The new Midjourney website lets your work accumulate in a personal gallery, which is better suited for long-term organization. You can keep commonly used reference images and phased concepts together in My Images for unified review, reducing the awkward “the image is in the channel but I can’t find it anymore” moments.

For people who need to report progress or deliver work frequently, centralized management on the Midjourney website is more convenient than having everything scattered across Discord: you can filter, compare, and pick the version to send to a client directly in the web interface.

Login and permissions: still uses Discord authorization as the entry point

It’s worth noting that Midjourney still uses your Discord account as the login entry point. When you log in at midjourney.com/login, a Discord authorization page will pop up; after you confirm, you can enter the Midjourney website.

Midjourney itself doesn’t require installing software; rendering happens in the cloud, so closing the page won’t affect server-side processing progress. This “no local performance burden” characteristic still holds on the new website.
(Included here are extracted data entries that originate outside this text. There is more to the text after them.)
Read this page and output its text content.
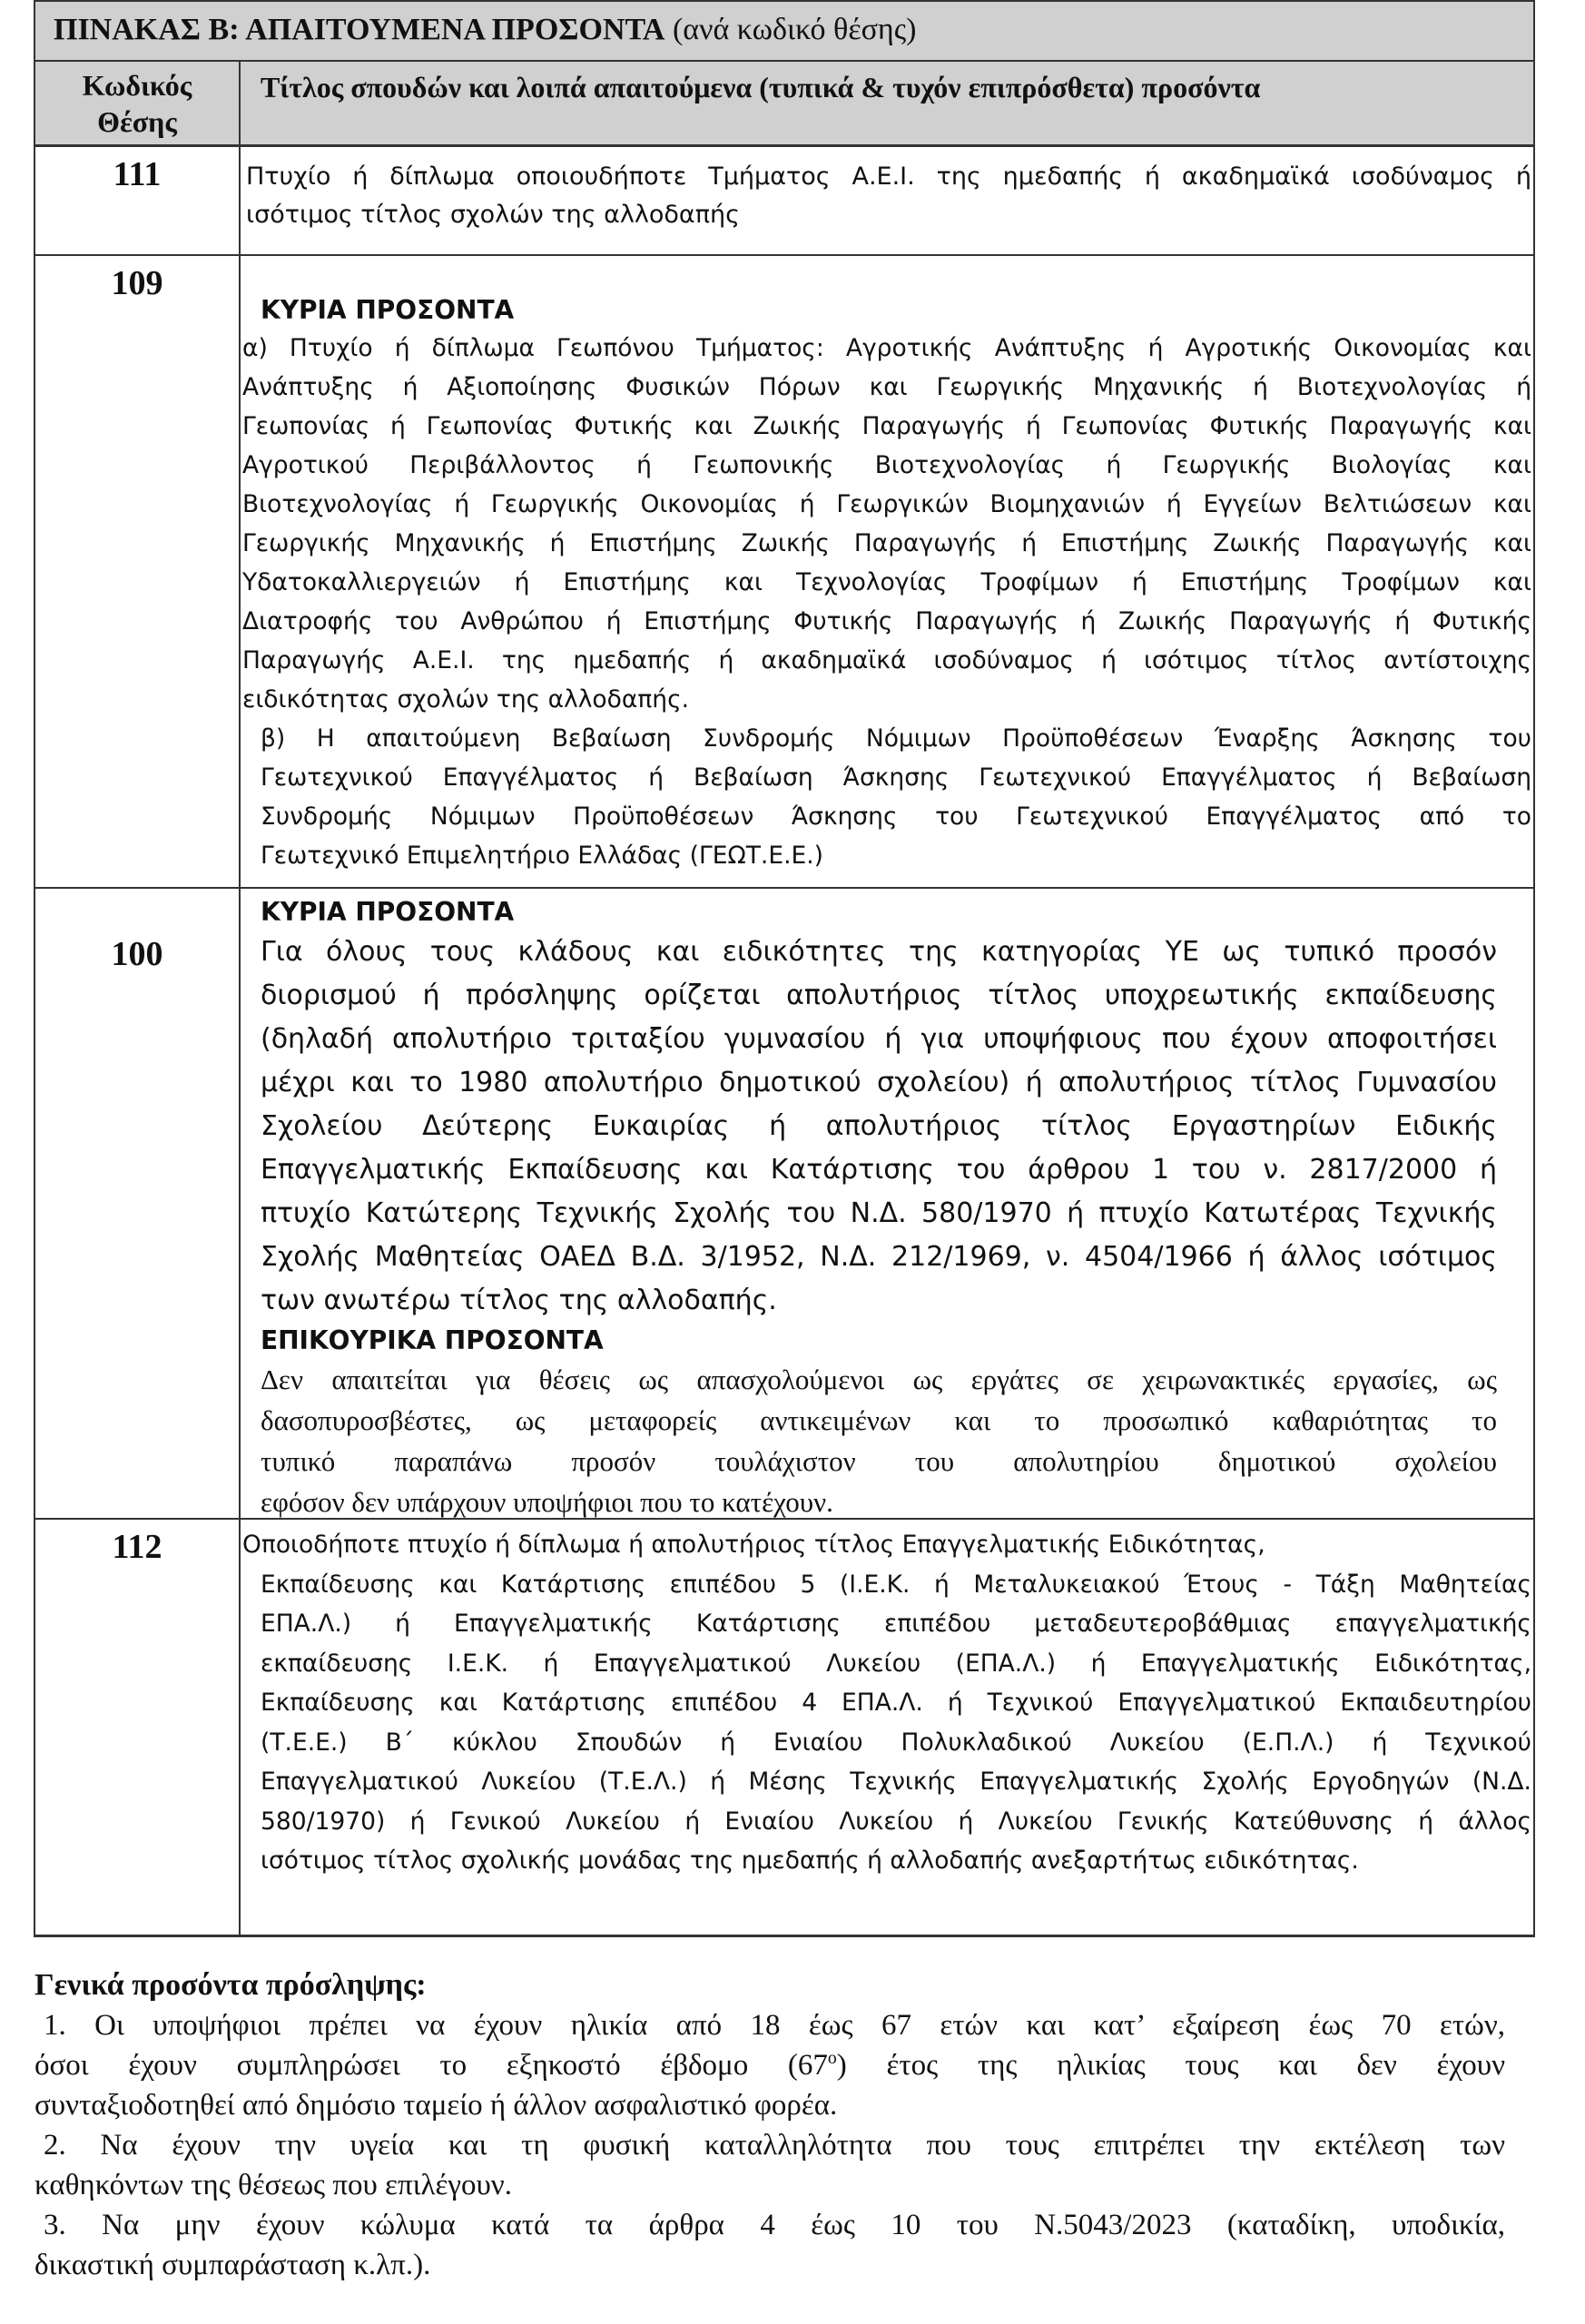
ΠΙΝΑΚΑΣ Β: ΑΠΑΙΤΟΥΜΕΝΑ ΠΡΟΣΟΝΤΑ (ανά κωδικό θέσης)
Κωδικός
Θέσης
Τίτλος σπουδών και λοιπά απαιτούμενα (τυπικά & τυχόν επιπρόσθετα) προσόντα
111	Πτυχίο ή δίπλωμα οποιουδήποτε Τμήματος Α.Ε.Ι. της ημεδαπής ή ακαδημαϊκά ισοδύναμος ή
ισότιμος τίτλος σχολών της αλλοδαπής
109
ΚΥΡΙΑ ΠΡΟΣΟΝΤΑ
α) Πτυχίο ή δίπλωμα Γεωπόνου Τμήματος: Αγροτικής Ανάπτυξης ή Αγροτικής Οικονομίας και
Ανάπτυξης ή Αξιοποίησης Φυσικών Πόρων και Γεωργικής Μηχανικής ή Βιοτεχνολογίας ή
Γεωπονίας ή Γεωπονίας Φυτικής και Ζωικής Παραγωγής ή Γεωπονίας Φυτικής Παραγωγής και
Αγροτικού Περιβάλλοντος ή Γεωπονικής Βιοτεχνολογίας ή Γεωργικής Βιολογίας και
Βιοτεχνολογίας ή Γεωργικής Οικονομίας ή Γεωργικών Βιομηχανιών ή Εγγείων Βελτιώσεων και
Γεωργικής Μηχανικής ή Επιστήμης Ζωικής Παραγωγής ή Επιστήμης Ζωικής Παραγωγής και
Υδατοκαλλιεργειών ή Επιστήμης και Τεχνολογίας Τροφίμων ή Επιστήμης Τροφίμων και
Διατροφής του Ανθρώπου ή Επιστήμης Φυτικής Παραγωγής ή Ζωικής Παραγωγής ή Φυτικής
Παραγωγής Α.Ε.Ι. της ημεδαπής ή ακαδημαϊκά ισοδύναμος ή ισότιμος τίτλος αντίστοιχης
ειδικότητας σχολών της αλλοδαπής.
β) Η απαιτούμενη Βεβαίωση Συνδρομής Νόμιμων Προϋποθέσεων Έναρξης Άσκησης του
Γεωτεχνικού Επαγγέλματος ή Βεβαίωση Άσκησης Γεωτεχνικού Επαγγέλματος ή Βεβαίωση
Συνδρομής Νόμιμων Προϋποθέσεων Άσκησης του Γεωτεχνικού Επαγγέλματος από το
Γεωτεχνικό Επιμελητήριο Ελλάδας (ΓΕΩΤ.Ε.Ε.)
100
ΚΥΡΙΑ ΠΡΟΣΟΝΤΑ
Για όλους τους κλάδους και ειδικότητες της κατηγορίας ΥΕ ως τυπικό προσόν
διορισμού ή πρόσληψης ορίζεται απολυτήριος τίτλος υποχρεωτικής εκπαίδευσης
(δηλαδή απολυτήριο τριταξίου γυμνασίου ή για υποψήφιους που έχουν αποφοιτήσει
μέχρι και το 1980 απολυτήριο δημοτικού σχολείου) ή απολυτήριος τίτλος Γυμνασίου
Σχολείου Δεύτερης Ευκαιρίας ή απολυτήριος τίτλος Εργαστηρίων Ειδικής
Επαγγελματικής Εκπαίδευσης και Κατάρτισης του άρθρου 1 του ν. 2817/2000 ή
πτυχίο Κατώτερης Τεχνικής Σχολής του Ν.Δ. 580/1970 ή πτυχίο Κατωτέρας Τεχνικής
Σχολής Μαθητείας ΟΑΕΔ Β.Δ. 3/1952, Ν.Δ. 212/1969, ν. 4504/1966 ή άλλος ισότιμος
των ανωτέρω τίτλος της αλλοδαπής.
ΕΠΙΚΟΥΡΙΚΑ ΠΡΟΣΟΝΤΑ
Δεν απαιτείται για θέσεις ως απασχολούμενοι ως εργάτες σε χειρωνακτικές εργασίες, ως
δασοπυροσβέστες, ως μεταφορείς αντικειμένων και το προσωπικό καθαριότητας το
τυπικό παραπάνω προσόν τουλάχιστον του απολυτηρίου δημοτικού σχολείου
εφόσον δεν υπάρχουν υποψήφιοι που το κατέχουν.
112	Οποιοδήποτε πτυχίο ή δίπλωμα ή απολυτήριος τίτλος Επαγγελματικής Ειδικότητας,
Εκπαίδευσης και Κατάρτισης επιπέδου 5 (Ι.Ε.Κ. ή Μεταλυκειακού Έτους - Τάξη Μαθητείας
ΕΠΑ.Λ.) ή Επαγγελματικής Κατάρτισης επιπέδου μεταδευτεροβάθμιας επαγγελματικής
εκπαίδευσης Ι.Ε.Κ. ή Επαγγελματικού Λυκείου (ΕΠΑ.Λ.) ή Επαγγελματικής Ειδικότητας,
Εκπαίδευσης και Κατάρτισης επιπέδου 4 ΕΠΑ.Λ. ή Τεχνικού Επαγγελματικού Εκπαιδευτηρίου
(Τ.Ε.Ε.) Β΄ κύκλου Σπουδών ή Ενιαίου Πολυκλαδικού Λυκείου (Ε.Π.Λ.) ή Τεχνικού
Επαγγελματικού Λυκείου (Τ.Ε.Λ.) ή Μέσης Τεχνικής Επαγγελματικής Σχολής Εργοδηγών (Ν.Δ.
580/1970) ή Γενικού Λυκείου ή Ενιαίου Λυκείου ή Λυκείου Γενικής Κατεύθυνσης ή άλλος
ισότιμος τίτλος σχολικής μονάδας της ημεδαπής ή αλλοδαπής ανεξαρτήτως ειδικότητας.
Γενικά προσόντα πρόσληψης:
1. Οι υποψήφιοι πρέπει να έχουν ηλικία από 18 έως 67 ετών και κατ’ εξαίρεση έως 70 ετών,
όσοι έχουν συμπληρώσει το εξηκοστό έβδομο $(67^o)$ έτος της ηλικίας τους και δεν έχουν
συνταξιοδοτηθεί από δημόσιο ταμείο ή άλλον ασφαλιστικό φορέα.
2. Να έχουν την υγεία και τη φυσική καταλληλότητα που τους επιτρέπει την εκτέλεση των
καθηκόντων της θέσεως που επιλέγουν.
3. Να μην έχουν κώλυμα κατά τα άρθρα 4 έως 10 του Ν.5043/2023 (καταδίκη, υποδικία,
δικαστική συμπαράσταση κ.λπ.).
A clearer subscription entry: two paths—Manage Sub and /subscribe

On the left side of the Midjourney website, you can find Manage Sub to access subscription management and plan selection; if you’re more used to operating in Discord, you can also type /subscribe in a channel to open the subscription page. Both entry points lead to the same subscription flow.

When you need to renew, switch plans, or verify benefits, it’s recommended to prioritize Manage Sub on the Midjourney website: the path is more consistent and it’s easier to find billing history and subscription status.

Who should start using it first: people moving from “generating images” to “building a portfolio library”

If you use Midjourney as an inspiration tool, the new website will make “browse—select—share” smoother; if you use Midjourney as a production tool, it helps you turn your outputs into manageable assets. Put simply, generating images is only the starting point—Midjourney now feels like it’s filling in the downstream steps of organization and delivery.